“No one is coming to help.” This is what I told my friend who was bemoaning the $75 it took to fill her tank. “But they are making a gajillian dollars off oil right now!” she exclaimed. “Yes,” I replied, “but they lost a gajillian-plus dollars over the past 6 years and Wall Street wants its money back.”
The war in Ukraine is putting tremendous pressure on production to replace lost Russian oil, but investors, inflation, labor constraints, and supply-chain bottlenecks are exerting more than equal pressure to slow drilling. Pioneer Natural Resources Co. chief executive officer Scott Sheffield, for example, says that US oil output will rise only moderately, maybe by only 600,000 b/d this year.1
Although US rig count is up 270 rigs from last year, the pace has not increased since the war began. Refracs and EOR are options to increase production beyond drilling, but these techniques are also not free, and executives will have to determine where best to apply constrained resources to maximize production. Huff and puff, gas flooding, and waterflooding are well-established in areas where they work. They do not work in all areas. Surfactant application, either mixed into fracturing fluids for increased primary recovery or injected into existing wells for secondary recovery, is increasing in popularity (see July 4, 2022’s OGJ Permian Operations special for more information).
The wells are going to need all the help they can get. Unconventional shale wells decline rapidly. Everyone knows this, but the rate of decline is generally underappreciated and not discussed much outside of analysts and investors. You certainly won’t get much on the subject out of operators.

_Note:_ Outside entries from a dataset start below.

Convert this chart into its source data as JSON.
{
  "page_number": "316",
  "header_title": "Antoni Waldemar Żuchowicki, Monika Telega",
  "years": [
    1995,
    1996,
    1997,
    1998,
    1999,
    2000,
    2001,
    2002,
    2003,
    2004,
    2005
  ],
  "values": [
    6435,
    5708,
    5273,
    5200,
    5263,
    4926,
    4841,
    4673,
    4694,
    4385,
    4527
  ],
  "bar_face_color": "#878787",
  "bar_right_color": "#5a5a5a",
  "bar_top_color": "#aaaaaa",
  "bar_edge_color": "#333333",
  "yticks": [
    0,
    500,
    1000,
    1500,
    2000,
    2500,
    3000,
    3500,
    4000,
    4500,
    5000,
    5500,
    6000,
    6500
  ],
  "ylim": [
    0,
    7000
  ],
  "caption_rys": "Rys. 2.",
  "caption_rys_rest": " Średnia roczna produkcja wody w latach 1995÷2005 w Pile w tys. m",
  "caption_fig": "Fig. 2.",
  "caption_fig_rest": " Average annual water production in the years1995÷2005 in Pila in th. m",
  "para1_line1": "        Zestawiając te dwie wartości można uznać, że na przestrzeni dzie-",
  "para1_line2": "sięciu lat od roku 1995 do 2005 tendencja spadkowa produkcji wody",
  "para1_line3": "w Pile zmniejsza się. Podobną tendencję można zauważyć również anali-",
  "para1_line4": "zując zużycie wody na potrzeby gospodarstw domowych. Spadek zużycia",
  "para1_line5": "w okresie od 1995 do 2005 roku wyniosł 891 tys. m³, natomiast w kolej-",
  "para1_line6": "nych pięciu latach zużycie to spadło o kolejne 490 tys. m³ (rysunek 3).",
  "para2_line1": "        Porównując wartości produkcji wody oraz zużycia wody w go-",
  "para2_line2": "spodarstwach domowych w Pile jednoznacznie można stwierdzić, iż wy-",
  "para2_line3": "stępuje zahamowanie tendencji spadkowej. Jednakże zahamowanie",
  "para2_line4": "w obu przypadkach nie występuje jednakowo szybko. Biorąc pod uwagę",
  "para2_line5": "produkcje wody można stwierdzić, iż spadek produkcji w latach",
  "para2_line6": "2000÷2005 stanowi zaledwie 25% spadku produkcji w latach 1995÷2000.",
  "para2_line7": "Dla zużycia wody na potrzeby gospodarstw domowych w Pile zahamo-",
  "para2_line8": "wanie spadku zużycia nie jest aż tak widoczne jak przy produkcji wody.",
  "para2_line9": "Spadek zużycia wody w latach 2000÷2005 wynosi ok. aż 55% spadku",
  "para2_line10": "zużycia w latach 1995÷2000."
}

Justin Hayes from Bedrock Energy Partners lays out limitations and oversimplifications of the “typical” unconventional type curve used to estimate decline, and these limitations usually bias reserves and late-time production to the optimistic side.2 Other analysts have since chimed in, and it can get personal. As Hayes put it “If you ask them… investors will tell you a simple answer: The unconventional business destroyed way too much capital and lied too much through the type curves.”
Scott LaPierre, who was a geoscience advisor for Pioneer, published short articles on LinkedIn analyzing published long-term shale well production data. He shows where production hits a proverbial wall, and that this tends to happen much faster than a “typical” unconventional type curve would suggest. These shorts have been fleshed out into a complete article on page 32.
Colloquially, this production wall is known as “bubble-point death,” and it came up in an unrelated conversation I had with an industry executive. I was describing differences in stimulated reservoir volume (SRV) between two fracturing techniques, and he stopped me and said “I shut down whenever someone mentions SRV. We only care about headspace; the gap between initial reservoir pressure and bubble-point pressure. If the gap is high, we get a lot of oil, if it’s low, we don’t.” From this viewpoint, quality of completion, spacing, well length, etc. are all secondary concerns.
Bubble point wasn’t mentioned once in my 2 days at a recent industry conference. The attendees were professionals in the unconventional world working at the highest level, and it simply wasn’t on their radar. And why would it be? They are tasked with reducing well costs and increasing initial production, not extending well life. One hopes late-term production will soon be one of their targets.
- Hampton, Liz, “Pioneer Natural CEO Sheffield says oil growth forecasts too high,” Reuters, May 5, 2022.
- Haynes, Justin, “Spacing Ourselves to Death,” Journal of Petroleum Technology, Sept. 21, 2021.